Loin des actuelles préoccupations politiques, le dernier film de Haroun Mahamat « Gris-Gris » évoque la lente odyssée d’un couple impossible. Une histoire d’amour puisant dans la mythologie souvent tragique de l’amour juvénile et de la passion contrariée. Dans un continent où une jeunesse majoritaire est tenue fermement sous le boisseau par des adultes autoritaires, le couple conté par Haroun Mahamat est en soi une hérésie. Gris-Gris danseur handicapé fait de son corps un défi permanent contre la violence d’une société où, le jour les hommes le méprisent mais la nuit venue ne peuvent jouir sans le spectacle défiant la pesanteur qu’il leur offre dans les discothèques.
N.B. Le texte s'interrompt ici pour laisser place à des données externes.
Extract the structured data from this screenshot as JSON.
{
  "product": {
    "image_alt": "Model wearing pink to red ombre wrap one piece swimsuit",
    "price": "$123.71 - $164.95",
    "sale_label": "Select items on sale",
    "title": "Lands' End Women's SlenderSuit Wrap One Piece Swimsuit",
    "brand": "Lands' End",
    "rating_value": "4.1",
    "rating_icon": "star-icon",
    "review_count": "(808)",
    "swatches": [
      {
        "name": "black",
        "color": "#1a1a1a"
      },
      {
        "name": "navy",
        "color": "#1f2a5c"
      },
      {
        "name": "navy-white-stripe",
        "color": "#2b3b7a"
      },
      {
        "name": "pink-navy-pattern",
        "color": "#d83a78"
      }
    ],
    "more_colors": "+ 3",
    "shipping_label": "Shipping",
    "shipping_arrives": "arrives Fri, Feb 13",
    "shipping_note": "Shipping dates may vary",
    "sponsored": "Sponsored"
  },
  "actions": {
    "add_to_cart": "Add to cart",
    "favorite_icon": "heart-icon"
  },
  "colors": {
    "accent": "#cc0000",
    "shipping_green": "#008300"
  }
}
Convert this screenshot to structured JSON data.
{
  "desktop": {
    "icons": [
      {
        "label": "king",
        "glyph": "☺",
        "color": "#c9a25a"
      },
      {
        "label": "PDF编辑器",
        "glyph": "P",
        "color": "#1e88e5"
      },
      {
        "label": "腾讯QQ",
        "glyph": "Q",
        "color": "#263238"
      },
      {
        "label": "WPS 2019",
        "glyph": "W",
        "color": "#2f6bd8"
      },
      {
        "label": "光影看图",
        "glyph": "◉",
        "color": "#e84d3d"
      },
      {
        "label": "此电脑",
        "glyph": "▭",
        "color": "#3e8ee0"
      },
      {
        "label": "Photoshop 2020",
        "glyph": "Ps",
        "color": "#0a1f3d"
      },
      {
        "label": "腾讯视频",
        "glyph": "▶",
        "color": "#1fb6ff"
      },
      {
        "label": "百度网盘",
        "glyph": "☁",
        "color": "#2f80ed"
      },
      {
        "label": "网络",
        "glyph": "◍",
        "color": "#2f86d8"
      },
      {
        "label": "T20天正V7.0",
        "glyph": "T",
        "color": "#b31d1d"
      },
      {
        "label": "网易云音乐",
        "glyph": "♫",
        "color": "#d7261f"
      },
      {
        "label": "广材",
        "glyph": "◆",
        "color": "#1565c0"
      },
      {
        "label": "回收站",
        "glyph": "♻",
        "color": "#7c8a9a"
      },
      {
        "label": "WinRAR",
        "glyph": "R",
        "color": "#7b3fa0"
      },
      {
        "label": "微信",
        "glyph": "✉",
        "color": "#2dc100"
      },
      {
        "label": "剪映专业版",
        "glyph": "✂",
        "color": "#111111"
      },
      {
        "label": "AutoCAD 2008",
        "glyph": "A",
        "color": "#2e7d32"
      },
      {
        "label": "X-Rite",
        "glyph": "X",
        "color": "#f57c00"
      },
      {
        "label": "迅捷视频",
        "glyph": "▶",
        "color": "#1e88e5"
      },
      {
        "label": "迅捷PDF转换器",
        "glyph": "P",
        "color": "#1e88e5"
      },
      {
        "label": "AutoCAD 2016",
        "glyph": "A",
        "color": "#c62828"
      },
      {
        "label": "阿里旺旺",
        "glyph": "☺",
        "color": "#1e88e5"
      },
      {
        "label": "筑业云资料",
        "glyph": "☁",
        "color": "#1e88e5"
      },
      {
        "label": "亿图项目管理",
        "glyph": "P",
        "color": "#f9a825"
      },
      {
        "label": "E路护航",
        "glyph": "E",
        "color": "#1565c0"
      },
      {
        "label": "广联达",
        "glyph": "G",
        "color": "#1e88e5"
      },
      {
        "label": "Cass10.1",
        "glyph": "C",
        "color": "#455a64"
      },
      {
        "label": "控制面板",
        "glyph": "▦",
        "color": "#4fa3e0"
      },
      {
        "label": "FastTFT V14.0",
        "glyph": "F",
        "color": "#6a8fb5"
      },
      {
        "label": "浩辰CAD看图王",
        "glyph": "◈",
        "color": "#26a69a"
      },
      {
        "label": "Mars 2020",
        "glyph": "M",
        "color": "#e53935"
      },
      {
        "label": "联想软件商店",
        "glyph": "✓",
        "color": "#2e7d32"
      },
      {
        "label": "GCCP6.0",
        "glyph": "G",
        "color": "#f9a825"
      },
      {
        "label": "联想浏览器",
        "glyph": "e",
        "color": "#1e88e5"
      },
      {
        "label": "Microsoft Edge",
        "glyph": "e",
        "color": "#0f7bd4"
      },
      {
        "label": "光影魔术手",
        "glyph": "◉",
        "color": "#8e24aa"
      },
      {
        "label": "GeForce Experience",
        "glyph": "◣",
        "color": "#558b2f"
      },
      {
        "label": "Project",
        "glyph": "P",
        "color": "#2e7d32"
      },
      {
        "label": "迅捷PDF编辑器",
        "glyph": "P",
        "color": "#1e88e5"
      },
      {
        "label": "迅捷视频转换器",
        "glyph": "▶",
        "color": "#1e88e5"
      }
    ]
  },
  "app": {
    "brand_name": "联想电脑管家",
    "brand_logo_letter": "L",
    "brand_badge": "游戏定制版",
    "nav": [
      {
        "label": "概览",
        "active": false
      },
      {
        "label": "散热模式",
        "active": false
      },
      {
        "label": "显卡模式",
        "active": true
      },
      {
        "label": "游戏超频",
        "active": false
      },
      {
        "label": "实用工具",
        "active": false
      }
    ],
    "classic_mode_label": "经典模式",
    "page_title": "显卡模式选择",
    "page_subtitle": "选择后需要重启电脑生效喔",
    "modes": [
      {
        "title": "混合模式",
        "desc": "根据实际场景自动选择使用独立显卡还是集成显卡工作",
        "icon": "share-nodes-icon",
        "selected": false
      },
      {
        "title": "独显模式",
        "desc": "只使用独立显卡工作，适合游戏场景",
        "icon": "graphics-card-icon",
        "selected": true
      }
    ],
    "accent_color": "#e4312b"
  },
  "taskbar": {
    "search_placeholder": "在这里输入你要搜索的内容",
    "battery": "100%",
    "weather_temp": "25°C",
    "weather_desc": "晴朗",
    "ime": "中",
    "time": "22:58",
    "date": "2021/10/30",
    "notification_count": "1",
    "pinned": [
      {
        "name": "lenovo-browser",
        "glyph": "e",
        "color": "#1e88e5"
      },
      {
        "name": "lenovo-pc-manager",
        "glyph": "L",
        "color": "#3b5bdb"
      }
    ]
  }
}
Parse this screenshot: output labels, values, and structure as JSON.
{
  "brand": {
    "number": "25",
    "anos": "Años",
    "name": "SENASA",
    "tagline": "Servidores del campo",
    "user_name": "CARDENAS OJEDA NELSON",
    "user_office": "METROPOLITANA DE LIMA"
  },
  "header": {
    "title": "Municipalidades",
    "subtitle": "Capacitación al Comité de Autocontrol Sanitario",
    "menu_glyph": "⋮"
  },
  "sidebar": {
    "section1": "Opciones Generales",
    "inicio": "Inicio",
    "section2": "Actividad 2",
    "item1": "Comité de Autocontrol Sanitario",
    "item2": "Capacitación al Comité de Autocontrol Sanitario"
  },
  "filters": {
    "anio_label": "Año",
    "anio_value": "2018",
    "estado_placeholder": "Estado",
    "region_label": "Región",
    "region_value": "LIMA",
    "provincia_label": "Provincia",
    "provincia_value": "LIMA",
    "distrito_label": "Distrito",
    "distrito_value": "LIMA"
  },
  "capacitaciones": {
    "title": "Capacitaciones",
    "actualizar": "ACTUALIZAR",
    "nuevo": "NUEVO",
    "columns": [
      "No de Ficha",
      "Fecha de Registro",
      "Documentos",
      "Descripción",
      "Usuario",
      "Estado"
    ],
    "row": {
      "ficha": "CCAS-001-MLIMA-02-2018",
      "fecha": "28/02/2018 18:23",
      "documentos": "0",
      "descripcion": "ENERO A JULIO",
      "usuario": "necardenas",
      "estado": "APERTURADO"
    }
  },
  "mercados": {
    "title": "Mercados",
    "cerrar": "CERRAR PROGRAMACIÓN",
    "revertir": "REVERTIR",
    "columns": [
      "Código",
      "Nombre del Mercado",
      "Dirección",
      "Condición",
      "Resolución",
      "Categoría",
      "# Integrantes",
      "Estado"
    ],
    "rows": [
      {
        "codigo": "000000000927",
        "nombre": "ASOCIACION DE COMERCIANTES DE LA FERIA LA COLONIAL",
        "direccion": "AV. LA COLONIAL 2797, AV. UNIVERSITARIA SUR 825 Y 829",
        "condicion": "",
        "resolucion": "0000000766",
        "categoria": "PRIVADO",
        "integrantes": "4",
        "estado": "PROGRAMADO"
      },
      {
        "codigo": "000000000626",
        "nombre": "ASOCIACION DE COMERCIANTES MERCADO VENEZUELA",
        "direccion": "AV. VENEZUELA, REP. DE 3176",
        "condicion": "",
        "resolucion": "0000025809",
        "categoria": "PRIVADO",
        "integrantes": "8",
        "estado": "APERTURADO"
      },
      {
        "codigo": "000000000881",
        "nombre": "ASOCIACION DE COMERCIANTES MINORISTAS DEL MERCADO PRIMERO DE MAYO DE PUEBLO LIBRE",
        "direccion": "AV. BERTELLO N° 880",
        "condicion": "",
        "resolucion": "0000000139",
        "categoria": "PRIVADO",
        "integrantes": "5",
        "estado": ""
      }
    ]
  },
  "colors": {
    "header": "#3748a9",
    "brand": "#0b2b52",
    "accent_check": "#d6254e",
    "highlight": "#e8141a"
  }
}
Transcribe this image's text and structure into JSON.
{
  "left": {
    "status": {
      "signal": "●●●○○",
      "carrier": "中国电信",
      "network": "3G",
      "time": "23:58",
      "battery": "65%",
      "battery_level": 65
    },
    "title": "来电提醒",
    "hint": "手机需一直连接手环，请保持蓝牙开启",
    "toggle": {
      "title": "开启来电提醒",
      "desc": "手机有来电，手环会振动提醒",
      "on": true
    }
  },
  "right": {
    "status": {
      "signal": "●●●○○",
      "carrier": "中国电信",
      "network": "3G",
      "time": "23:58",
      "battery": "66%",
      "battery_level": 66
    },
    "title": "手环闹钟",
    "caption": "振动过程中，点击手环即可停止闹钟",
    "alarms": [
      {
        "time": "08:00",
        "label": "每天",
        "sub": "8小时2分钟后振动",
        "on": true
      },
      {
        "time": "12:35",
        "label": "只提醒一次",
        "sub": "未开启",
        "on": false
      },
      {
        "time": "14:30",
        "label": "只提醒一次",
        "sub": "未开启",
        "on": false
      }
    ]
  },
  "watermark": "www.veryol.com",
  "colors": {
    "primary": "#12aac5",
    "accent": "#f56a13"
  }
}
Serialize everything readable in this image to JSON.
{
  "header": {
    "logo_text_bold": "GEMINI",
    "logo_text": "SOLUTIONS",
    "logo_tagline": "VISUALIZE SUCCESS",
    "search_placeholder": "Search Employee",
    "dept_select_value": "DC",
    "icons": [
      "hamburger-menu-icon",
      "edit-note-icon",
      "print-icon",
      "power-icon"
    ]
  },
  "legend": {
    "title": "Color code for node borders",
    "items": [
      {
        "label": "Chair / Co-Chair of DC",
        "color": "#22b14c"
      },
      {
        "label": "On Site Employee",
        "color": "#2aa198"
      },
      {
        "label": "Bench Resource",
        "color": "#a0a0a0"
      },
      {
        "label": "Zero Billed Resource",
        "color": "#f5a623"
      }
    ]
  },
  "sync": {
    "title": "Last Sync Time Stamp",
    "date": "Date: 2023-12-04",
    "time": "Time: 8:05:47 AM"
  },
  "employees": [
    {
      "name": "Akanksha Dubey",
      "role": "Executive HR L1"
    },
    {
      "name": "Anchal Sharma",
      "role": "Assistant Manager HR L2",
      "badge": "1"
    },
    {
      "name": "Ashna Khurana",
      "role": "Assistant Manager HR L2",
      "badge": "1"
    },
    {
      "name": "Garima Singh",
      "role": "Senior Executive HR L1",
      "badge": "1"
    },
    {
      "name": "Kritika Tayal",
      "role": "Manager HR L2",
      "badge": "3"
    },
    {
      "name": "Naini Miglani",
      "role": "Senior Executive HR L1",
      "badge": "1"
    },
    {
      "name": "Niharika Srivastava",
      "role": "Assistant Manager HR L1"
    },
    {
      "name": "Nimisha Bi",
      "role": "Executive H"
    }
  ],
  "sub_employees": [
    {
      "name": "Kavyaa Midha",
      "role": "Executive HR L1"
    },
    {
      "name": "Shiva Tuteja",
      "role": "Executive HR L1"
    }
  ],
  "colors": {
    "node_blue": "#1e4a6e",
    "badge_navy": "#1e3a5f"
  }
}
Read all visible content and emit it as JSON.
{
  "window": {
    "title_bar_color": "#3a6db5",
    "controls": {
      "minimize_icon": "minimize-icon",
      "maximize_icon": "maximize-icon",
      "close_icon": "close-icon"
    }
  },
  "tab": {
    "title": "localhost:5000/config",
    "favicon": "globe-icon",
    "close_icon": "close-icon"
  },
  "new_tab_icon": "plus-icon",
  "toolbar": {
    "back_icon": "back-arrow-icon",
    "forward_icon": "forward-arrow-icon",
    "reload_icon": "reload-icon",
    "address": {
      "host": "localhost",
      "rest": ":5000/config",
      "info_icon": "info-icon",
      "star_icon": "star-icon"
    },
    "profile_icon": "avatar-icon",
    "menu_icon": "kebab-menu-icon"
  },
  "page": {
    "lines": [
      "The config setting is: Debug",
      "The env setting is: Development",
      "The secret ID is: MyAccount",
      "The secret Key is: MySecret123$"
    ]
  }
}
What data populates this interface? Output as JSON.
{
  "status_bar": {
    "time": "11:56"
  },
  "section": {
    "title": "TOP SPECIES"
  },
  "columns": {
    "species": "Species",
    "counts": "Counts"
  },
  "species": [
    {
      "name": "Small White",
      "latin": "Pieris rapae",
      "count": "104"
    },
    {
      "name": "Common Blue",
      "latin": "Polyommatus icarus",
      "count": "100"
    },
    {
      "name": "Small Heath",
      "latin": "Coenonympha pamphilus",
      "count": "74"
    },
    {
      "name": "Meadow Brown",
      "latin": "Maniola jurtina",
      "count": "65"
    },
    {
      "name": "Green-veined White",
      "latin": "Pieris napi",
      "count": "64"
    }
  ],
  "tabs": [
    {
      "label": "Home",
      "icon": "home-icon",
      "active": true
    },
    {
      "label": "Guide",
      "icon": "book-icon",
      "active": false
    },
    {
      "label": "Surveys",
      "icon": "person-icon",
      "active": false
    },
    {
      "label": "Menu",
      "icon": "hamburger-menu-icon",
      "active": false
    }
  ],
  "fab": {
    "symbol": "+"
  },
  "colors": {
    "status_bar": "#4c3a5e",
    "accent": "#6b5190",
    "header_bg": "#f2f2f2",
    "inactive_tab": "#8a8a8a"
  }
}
Sa rencontre avec Mimi, jeune métisse que la survie oblige à vendre ses charmes à des touristes et fortunés africains, va progressivement révéler un personnage dont le regard et surtout la présence transcendent une histoire où se révèlent les itinérances dramatiques de grandes capitales africaines soumises à la violence du capitalisme et privées des traditions africaines. Un peu longuet et trahi par une fin trop abrupte, qui révèle surement une hésitation entre la tragédie et le drame, ce film est servi par des comédiens dont la forte et ambiguë présence est magnifiquement rendue par des plans subtils et une musique envoutante. En réalité Mahamat Saleh Haroun oscille trés souvent dans ses films rarement manichéens malgré un contexte où en permanence le Bien et le Mal s’affrontent. Depuis le prometteur Bye Bye Africa (1998) où, entre déception et nostalgie, il se fondait dans sa ville de naissance, NDiaména, Haroun n’a pas arrêté. Multipliant les projets ambitieux et récompensés très souvent par des prix, il s’est, à force d’un travail où un souci de l’Universel lui permet d’élargir une audience qui fait de lui un « doyen », un symbole et un modèle pour toute une génération.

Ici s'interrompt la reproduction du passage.